Pérez también subrayó que estos documentos no deben ser alquilados ni transferidos en compra-venta, ya que el único responsable de la tarjeta debe ser el propietario legítimo de la maquinaria. “Si se permite que otro, como un empleado, tenga acceso, corre el riesgo de apropiarse de la máquina y procesar al dueño legítimo. Por eso, solo el propietario puede obtener la tarjeta B-SISA”, explicó.

Asimismo, lamentó que la ANH y Sustancias Controladas se hayan convertido en simples recaudadores, pues las tarjetas incluso generan costos adicionales para poder ser obtenidas. “Creo que debe realizarse una auditoría a la ANH y a Sustancias Controladas porque han pervertido este sistema, funcionando como si fueran Impuestos Internos”, apuntó.

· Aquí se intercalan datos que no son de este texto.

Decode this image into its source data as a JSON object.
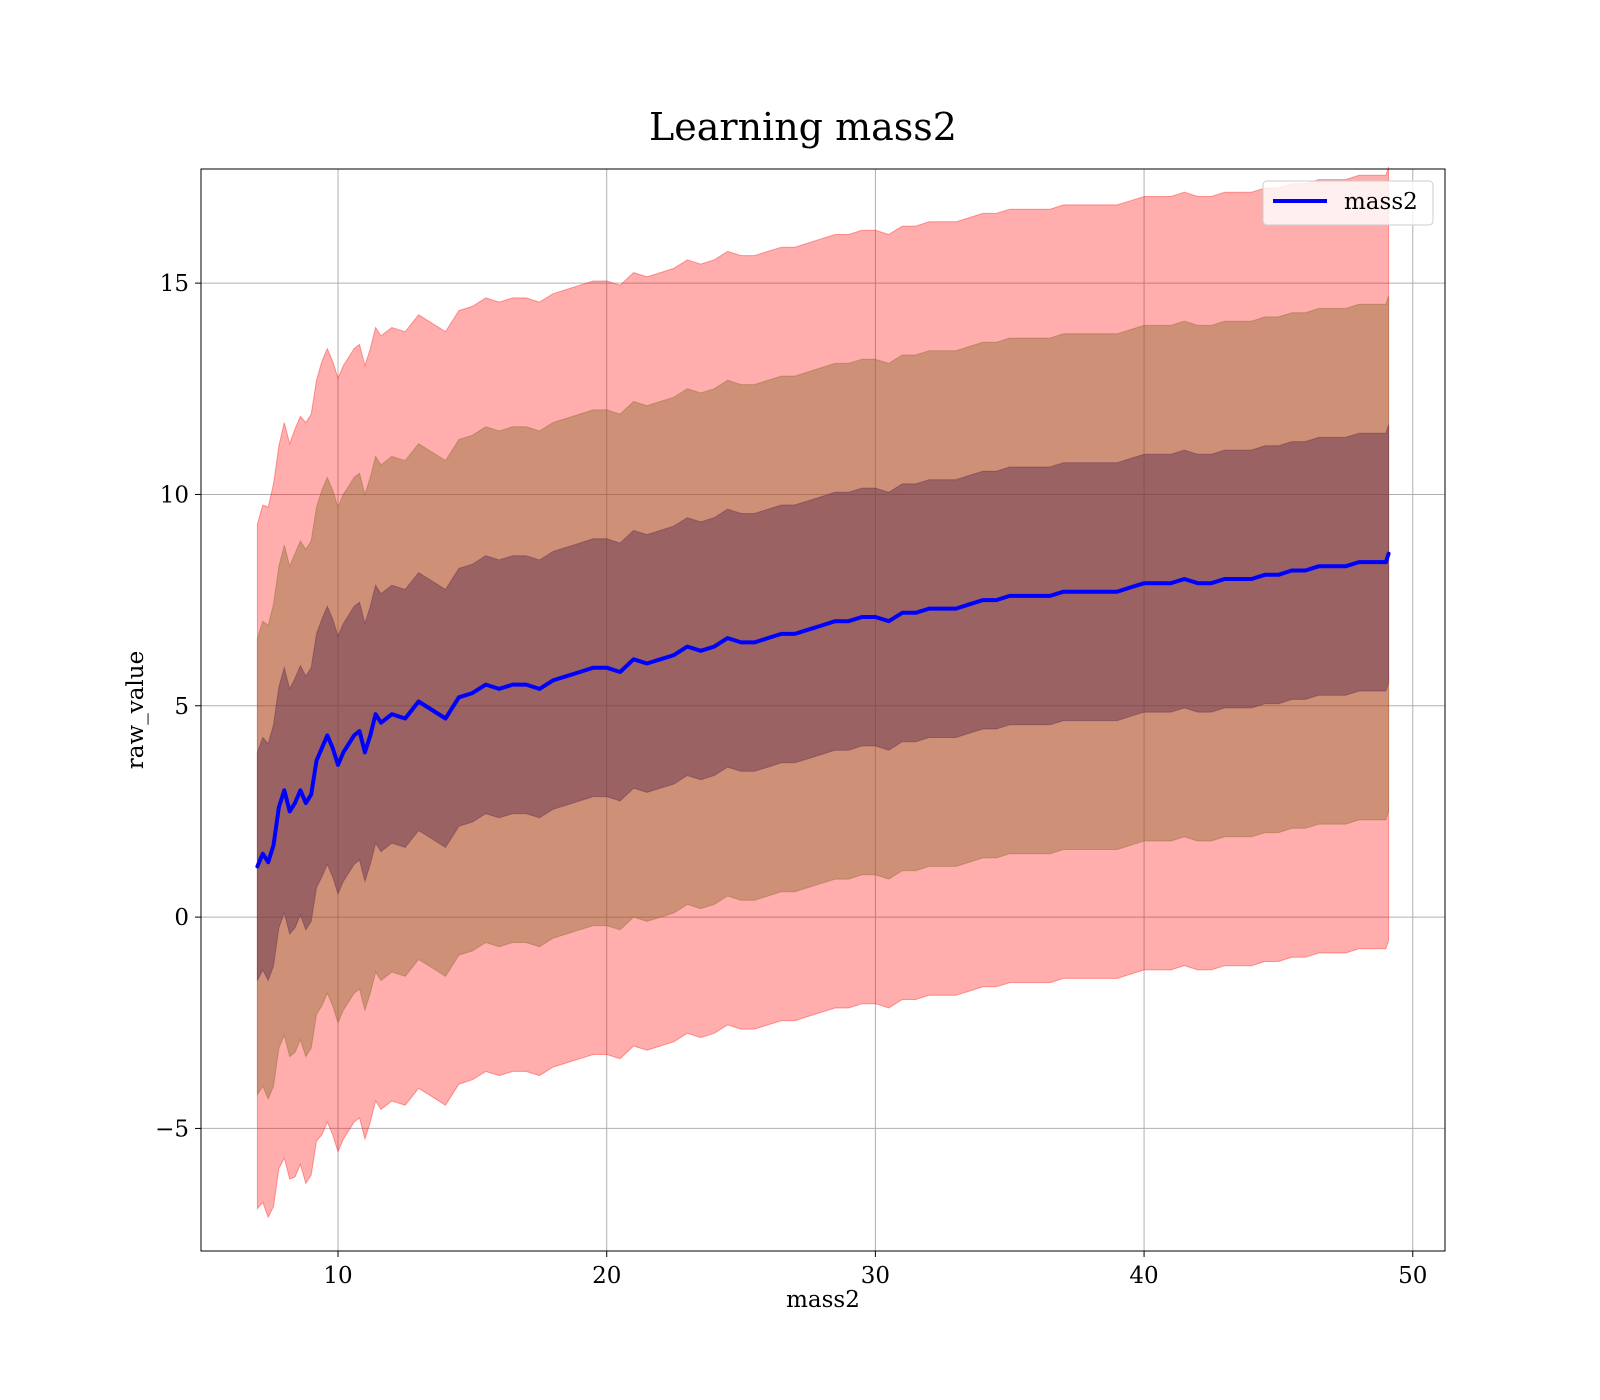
{
  "chart_data": {
    "type": "line",
    "title": "Learning mass2",
    "xlabel": "mass2",
    "ylabel": "raw_value",
    "xlim": [
      4.9,
      51.2
    ],
    "ylim": [
      -7.9,
      17.7
    ],
    "xticks": [
      10,
      20,
      30,
      40,
      50
    ],
    "yticks": [
      -5,
      0,
      5,
      10,
      15
    ],
    "xtick_labels": [
      "10",
      "20",
      "30",
      "40",
      "50"
    ],
    "ytick_labels": [
      "−5",
      "0",
      "5",
      "10",
      "15"
    ],
    "grid": true,
    "legend_position": "top-right",
    "colors": {
      "line": "#0000ff",
      "band_3sigma": "#ff0000",
      "band_2sigma": "#8b6a2a",
      "band_1sigma": "#5e2a4e"
    },
    "series": [
      {
        "name": "mass2",
        "x": [
          7.0,
          7.2,
          7.4,
          7.6,
          7.8,
          8.0,
          8.2,
          8.4,
          8.6,
          8.8,
          9.0,
          9.2,
          9.4,
          9.6,
          9.8,
          10.0,
          10.2,
          10.4,
          10.6,
          10.8,
          11.0,
          11.2,
          11.4,
          11.6,
          11.8,
          12.0,
          12.5,
          13.0,
          13.5,
          14.0,
          14.5,
          15.0,
          15.5,
          16.0,
          16.5,
          17.0,
          17.5,
          18.0,
          18.5,
          19.0,
          19.5,
          20.0,
          20.5,
          21.0,
          21.5,
          22.0,
          22.5,
          23.0,
          23.5,
          24.0,
          24.5,
          25.0,
          25.5,
          26.0,
          26.5,
          27.0,
          27.5,
          28.0,
          28.5,
          29.0,
          29.5,
          30.0,
          30.5,
          31.0,
          31.5,
          32.0,
          32.5,
          33.0,
          33.5,
          34.0,
          34.5,
          35.0,
          35.5,
          36.0,
          36.5,
          37.0,
          37.5,
          38.0,
          38.5,
          39.0,
          39.5,
          40.0,
          40.5,
          41.0,
          41.5,
          42.0,
          42.5,
          43.0,
          43.5,
          44.0,
          44.5,
          45.0,
          45.5,
          46.0,
          46.5,
          47.0,
          47.5,
          48.0,
          48.5,
          49.0,
          49.1
        ],
        "values": [
          1.2,
          1.5,
          1.3,
          1.7,
          2.6,
          3.0,
          2.5,
          2.7,
          3.0,
          2.7,
          2.9,
          3.7,
          4.0,
          4.3,
          4.0,
          3.6,
          3.9,
          4.1,
          4.3,
          4.4,
          3.9,
          4.3,
          4.8,
          4.6,
          4.7,
          4.8,
          4.7,
          5.1,
          4.9,
          4.7,
          5.2,
          5.3,
          5.5,
          5.4,
          5.5,
          5.5,
          5.4,
          5.6,
          5.7,
          5.8,
          5.9,
          5.9,
          5.8,
          6.1,
          6.0,
          6.1,
          6.2,
          6.4,
          6.3,
          6.4,
          6.6,
          6.5,
          6.5,
          6.6,
          6.7,
          6.7,
          6.8,
          6.9,
          7.0,
          7.0,
          7.1,
          7.1,
          7.0,
          7.2,
          7.2,
          7.3,
          7.3,
          7.3,
          7.4,
          7.5,
          7.5,
          7.6,
          7.6,
          7.6,
          7.6,
          7.7,
          7.7,
          7.7,
          7.7,
          7.7,
          7.8,
          7.9,
          7.9,
          7.9,
          8.0,
          7.9,
          7.9,
          8.0,
          8.0,
          8.0,
          8.1,
          8.1,
          8.2,
          8.2,
          8.3,
          8.3,
          8.3,
          8.4,
          8.4,
          8.4,
          8.6
        ],
        "std": [
          2.7,
          2.75,
          2.8,
          2.85,
          2.85,
          2.9,
          2.9,
          2.95,
          2.95,
          3.0,
          3.0,
          3.0,
          3.05,
          3.05,
          3.05,
          3.05,
          3.05,
          3.05,
          3.05,
          3.05,
          3.05,
          3.05,
          3.05,
          3.05,
          3.05,
          3.05,
          3.05,
          3.05,
          3.05,
          3.05,
          3.05,
          3.05,
          3.05,
          3.05,
          3.05,
          3.05,
          3.05,
          3.05,
          3.05,
          3.05,
          3.05,
          3.05,
          3.05,
          3.05,
          3.05,
          3.05,
          3.05,
          3.05,
          3.05,
          3.05,
          3.05,
          3.05,
          3.05,
          3.05,
          3.05,
          3.05,
          3.05,
          3.05,
          3.05,
          3.05,
          3.05,
          3.05,
          3.05,
          3.05,
          3.05,
          3.05,
          3.05,
          3.05,
          3.05,
          3.05,
          3.05,
          3.05,
          3.05,
          3.05,
          3.05,
          3.05,
          3.05,
          3.05,
          3.05,
          3.05,
          3.05,
          3.05,
          3.05,
          3.05,
          3.05,
          3.05,
          3.05,
          3.05,
          3.05,
          3.05,
          3.05,
          3.05,
          3.05,
          3.05,
          3.05,
          3.05,
          3.05,
          3.05,
          3.05,
          3.05,
          3.05
        ]
      }
    ]
  }
}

El dirigente detalló que para acceder a una tarjeta B-SISA el productor debe presentar documentos como el Régimen Agropecuario Unificado (RAU), además de un contrato de alquiler o título de propiedad. Con ello, se habilita un cupo de entre 6.000 y 7.000 litros de diésel para un terreno de 30 hectáreas. Sin embargo, denunció que los especuladores acumulan tarjetas “como si fueran naipes de casino”, lo que obliga a los pequeños productores a comprar diésel en el mercado negro a precios de 8 a 10 bolivianos por litro.

Pérez también señaló que estos intermediarios adquieren combustible en distintos municipios, ampliando aún más la especulación. En este sentido, responsabilizó directamente a la ANH y al Gobierno por el fracaso de la actual campaña de siembra.

Factor sequía

El dirigente de CAPPO añadió que, además de la falta de diésel, la actual sequía que atraviesa el oriente boliviano ha profundizado los problemas productivos.

“Proyectábamos sembrar unas 400.000 hectáreas de soya en invierno, pero finalmente apenas se alcanzaron unas 300.000 hectáreas. También se vio afectada la cosecha de trigo, aunque no podría precisar el porcentaje. Asimismo, se afectó la producción de maíz, grano esencial para la alimentación animal y humana, además de otros cultivos de temporada que tienen igual importancia”, precisó Pérez.

El dirigente destacó que, pese a que la germinación de los cultivos fue buena al inicio, el estrés hídrico causado por la sequía amenaza con reducir los rendimientos. “El clima no lo podemos controlar, pero lo del combustible sí, y en ese aspecto el Gobierno no ha cumplido”, cuestionó.